Although not an expected focus of today’s meeting, some Council members might refer to recent developments concerning UNRWA. On 20 April, the report of the independent review led by former French Minister of Foreign Affairs Catherine Colonna on how UNRWA upholds neutrality principles was issued. The report says that UNRWA “has established a significant number of mechanisms and procedures to ensure compliance with the humanitarian principles, with emphasis on the principle of neutrality”, noting that UNRWA “possesses a more developed approach to neutrality” than similar UN and NGO entities.
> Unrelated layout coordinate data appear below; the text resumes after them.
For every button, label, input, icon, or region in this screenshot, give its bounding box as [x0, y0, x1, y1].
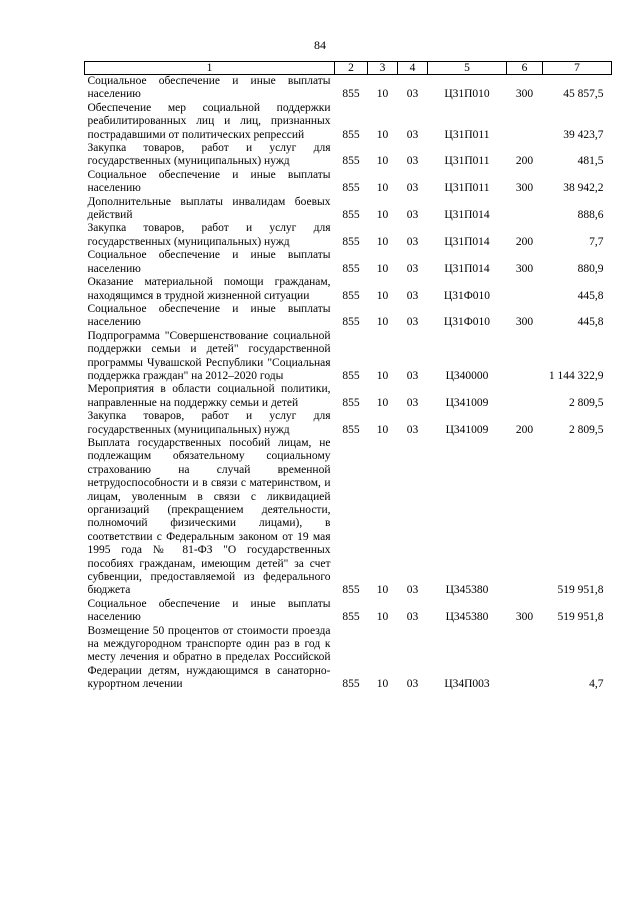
row-target-article: Ц345380 — [445, 611, 489, 624]
row-ministry-code: 855 — [342, 611, 360, 624]
row-expense-type: 300 — [515, 611, 534, 624]
row-target-article: Ц345380 — [445, 584, 489, 597]
row-expense-type: 300 — [515, 88, 534, 101]
row-subsection-code: 03 — [406, 678, 419, 691]
row-section-code: 10 — [376, 396, 389, 409]
row-expense-type — [507, 330, 543, 384]
row-amount: 7,7 — [589, 235, 604, 248]
row-section-code: 10 — [376, 262, 389, 275]
row-description: Оказание материальной помощи гражданам, находящимся в трудной жизненной ситуации — [87, 276, 331, 302]
row-subsection-code: 03 — [406, 155, 419, 168]
row-target-article: Ц31П011 — [444, 155, 490, 168]
row-amount: 519 951,8 — [557, 611, 604, 624]
row-ministry-code: 855 — [342, 369, 360, 382]
row-subsection-code: 03 — [406, 289, 419, 302]
row-expense-type: 300 — [515, 316, 534, 329]
table-row — [85, 598, 612, 625]
table-row — [85, 625, 612, 692]
row-section-code: 10 — [376, 88, 389, 101]
table-header — [85, 62, 612, 75]
row-ministry-code: 855 — [342, 88, 360, 101]
row-section-code: 10 — [376, 316, 389, 329]
table-row — [85, 169, 612, 196]
row-target-article: Ц31Ф010 — [443, 289, 491, 302]
row-target-article: Ц341009 — [445, 396, 489, 409]
row-amount: 888,6 — [577, 209, 604, 222]
row-amount: 481,5 — [577, 155, 604, 168]
budget-table — [84, 61, 612, 692]
row-subsection-code: 03 — [406, 423, 419, 436]
row-subsection-code: 03 — [406, 369, 419, 382]
table-row — [85, 303, 612, 330]
row-description: Закупка товаров, работ и услуг для государственных (муниципальных) нужд — [87, 142, 331, 168]
header-col-1: 1 — [85, 62, 335, 75]
row-amount: 2 809,5 — [569, 396, 604, 409]
table-row — [85, 142, 612, 169]
row-section-code: 10 — [376, 678, 389, 691]
row-subsection-code: 03 — [406, 584, 419, 597]
row-expense-type: 200 — [515, 423, 534, 436]
row-description: Социальное обеспечение и иные выплаты населению — [87, 302, 331, 329]
row-subsection-code: 03 — [406, 235, 419, 248]
row-amount: 45 857,5 — [563, 88, 604, 101]
row-description: Социальное обеспечение и иные выплаты населению — [87, 249, 331, 275]
row-ministry-code: 855 — [342, 235, 360, 248]
row-amount: 2 809,5 — [569, 423, 604, 436]
row-ministry-code: 855 — [342, 584, 360, 597]
row-section-code: 10 — [376, 235, 389, 248]
row-description: Подпрограмма "Совершенствование социальной поддержки семьи и детей" государственной программы Чувашской Республики "Социальная поддержка граждан" на 2012–2020 годы — [87, 329, 331, 382]
table-row — [85, 102, 612, 142]
row-section-code: 10 — [376, 209, 389, 222]
row-expense-type — [507, 196, 543, 223]
table-row — [85, 330, 612, 384]
row-amount: 445,8 — [577, 316, 604, 329]
row-target-article: Ц31П014 — [444, 262, 490, 275]
row-target-article: Ц341009 — [445, 423, 489, 436]
table-row — [85, 410, 612, 437]
row-ministry-code: 855 — [342, 209, 360, 222]
row-section-code: 10 — [376, 584, 389, 597]
header-col-4: 4 — [398, 62, 428, 75]
row-ministry-code: 855 — [342, 128, 360, 141]
table-body — [85, 75, 612, 692]
row-amount: 38 942,2 — [563, 182, 604, 195]
row-target-article: Ц31П014 — [444, 235, 490, 248]
table-row — [85, 437, 612, 598]
header-col-7: 7 — [543, 62, 612, 75]
row-subsection-code: 03 — [406, 209, 419, 222]
row-description: Дополнительные выплаты инвалидам боевых действий — [87, 195, 331, 222]
row-amount: 39 423,7 — [563, 128, 604, 141]
row-target-article: Ц31Ф010 — [443, 316, 491, 329]
row-ministry-code: 855 — [342, 423, 360, 436]
row-ministry-code: 855 — [342, 155, 360, 168]
row-target-article: Ц340000 — [445, 369, 489, 382]
row-expense-type: 300 — [515, 182, 534, 195]
table-row — [85, 276, 612, 303]
table-row — [85, 249, 612, 276]
row-ministry-code: 855 — [342, 678, 360, 691]
row-expense-type — [507, 102, 543, 142]
row-description: Обеспечение мер социальной поддержки реабилитированных лиц и лиц, признанных пострадавшими от политических репрессий — [87, 101, 331, 141]
table-row — [85, 222, 612, 249]
row-expense-type — [507, 276, 543, 303]
row-ministry-code: 855 — [342, 396, 360, 409]
header-row — [85, 62, 612, 75]
row-amount: 445,8 — [577, 289, 604, 302]
row-amount: 4,7 — [589, 678, 604, 691]
row-description: Закупка товаров, работ и услуг для государственных (муниципальных) нужд — [87, 222, 331, 248]
row-subsection-code: 03 — [406, 128, 419, 141]
row-section-code: 10 — [376, 128, 389, 141]
row-section-code: 10 — [376, 423, 389, 436]
header-col-3: 3 — [368, 62, 398, 75]
table-row — [85, 383, 612, 410]
row-section-code: 10 — [376, 369, 389, 382]
header-col-2: 2 — [335, 62, 368, 75]
row-ministry-code: 855 — [342, 262, 360, 275]
row-subsection-code: 03 — [406, 88, 419, 101]
row-description: Социальное обеспечение и иные выплаты населению — [87, 597, 331, 624]
row-subsection-code: 03 — [406, 316, 419, 329]
row-section-code: 10 — [376, 155, 389, 168]
row-expense-type: 300 — [515, 262, 534, 275]
row-target-article: Ц31П011 — [444, 182, 490, 195]
header-col-5: 5 — [428, 62, 507, 75]
row-target-article: Ц31П010 — [444, 88, 490, 101]
row-ministry-code: 855 — [342, 316, 360, 329]
row-amount: 880,9 — [577, 262, 604, 275]
row-section-code: 10 — [376, 289, 389, 302]
row-description: Социальное обеспечение и иные выплаты населению — [87, 168, 331, 195]
row-expense-type: 200 — [515, 235, 534, 248]
table-row — [85, 75, 612, 102]
row-subsection-code: 03 — [406, 262, 419, 275]
row-amount: 1 144 322,9 — [548, 369, 604, 382]
row-amount: 519 951,8 — [557, 584, 604, 597]
row-subsection-code: 03 — [406, 182, 419, 195]
row-ministry-code: 855 — [342, 182, 360, 195]
row-expense-type — [507, 437, 543, 598]
row-expense-type — [507, 383, 543, 410]
row-target-article: Ц31П011 — [444, 128, 490, 141]
row-ministry-code: 855 — [342, 289, 360, 302]
row-description: Закупка товаров, работ и услуг для государственных (муниципальных) нужд — [87, 410, 331, 436]
row-description: Социальное обеспечение и иные выплаты населению — [87, 75, 331, 101]
row-description: Мероприятия в области социальной политики, направленные на поддержку семьи и детей — [87, 383, 331, 409]
row-target-article: Ц34П003 — [444, 678, 490, 691]
row-section-code: 10 — [376, 182, 389, 195]
row-expense-type — [507, 625, 543, 692]
row-subsection-code: 03 — [406, 611, 419, 624]
table-row — [85, 196, 612, 223]
row-expense-type: 200 — [515, 155, 534, 168]
row-section-code: 10 — [376, 611, 389, 624]
row-description: Выплата государственных пособий лицам, не подлежащим обязательному социальному страхованию на случай временной нетрудоспособности и в связи с материнством, и лицам, уволенным в связи с ликвидацией организаций (прекращением деятельности, полномочий физическими лицами), в соответствии с Федеральным законом от 19 мая 1995 года № 81-ФЗ "О государственных пособиях гражданам, имеющим детей" за счет субвенции, предоставляемой из федерального бюджета — [87, 436, 331, 597]
header-col-6: 6 — [507, 62, 543, 75]
row-subsection-code: 03 — [406, 396, 419, 409]
page-number: 84 — [314, 38, 326, 52]
row-description: Возмещение 50 процентов от стоимости проезда на междугородном транспорте один раз в год к месту лечения и обратно в пределах Российской Федерации детям, нуждающимся в санаторно-курортном лечении — [87, 624, 331, 691]
row-target-article: Ц31П014 — [444, 209, 490, 222]
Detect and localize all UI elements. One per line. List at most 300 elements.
At the same time, the report notes that “[d]espite this robust framework, neutrality-related issues persist”, including regarding “instances of staff publicly expressing political views” and of “host-country textbooks with problematic content being used in some UNRWA schools”. UNRWA has welcomed the report and its recommendations, and announced that it is developing an action plan to take the report’s recommendations forward. The review led by Colonna is separate from the investigation by the Office of Internal Oversight Service into allegations by Israel that twelve UNRWA employees played a role in the 7 October 2023 attacks. (For more, see our 16 April What’s in Blue story.)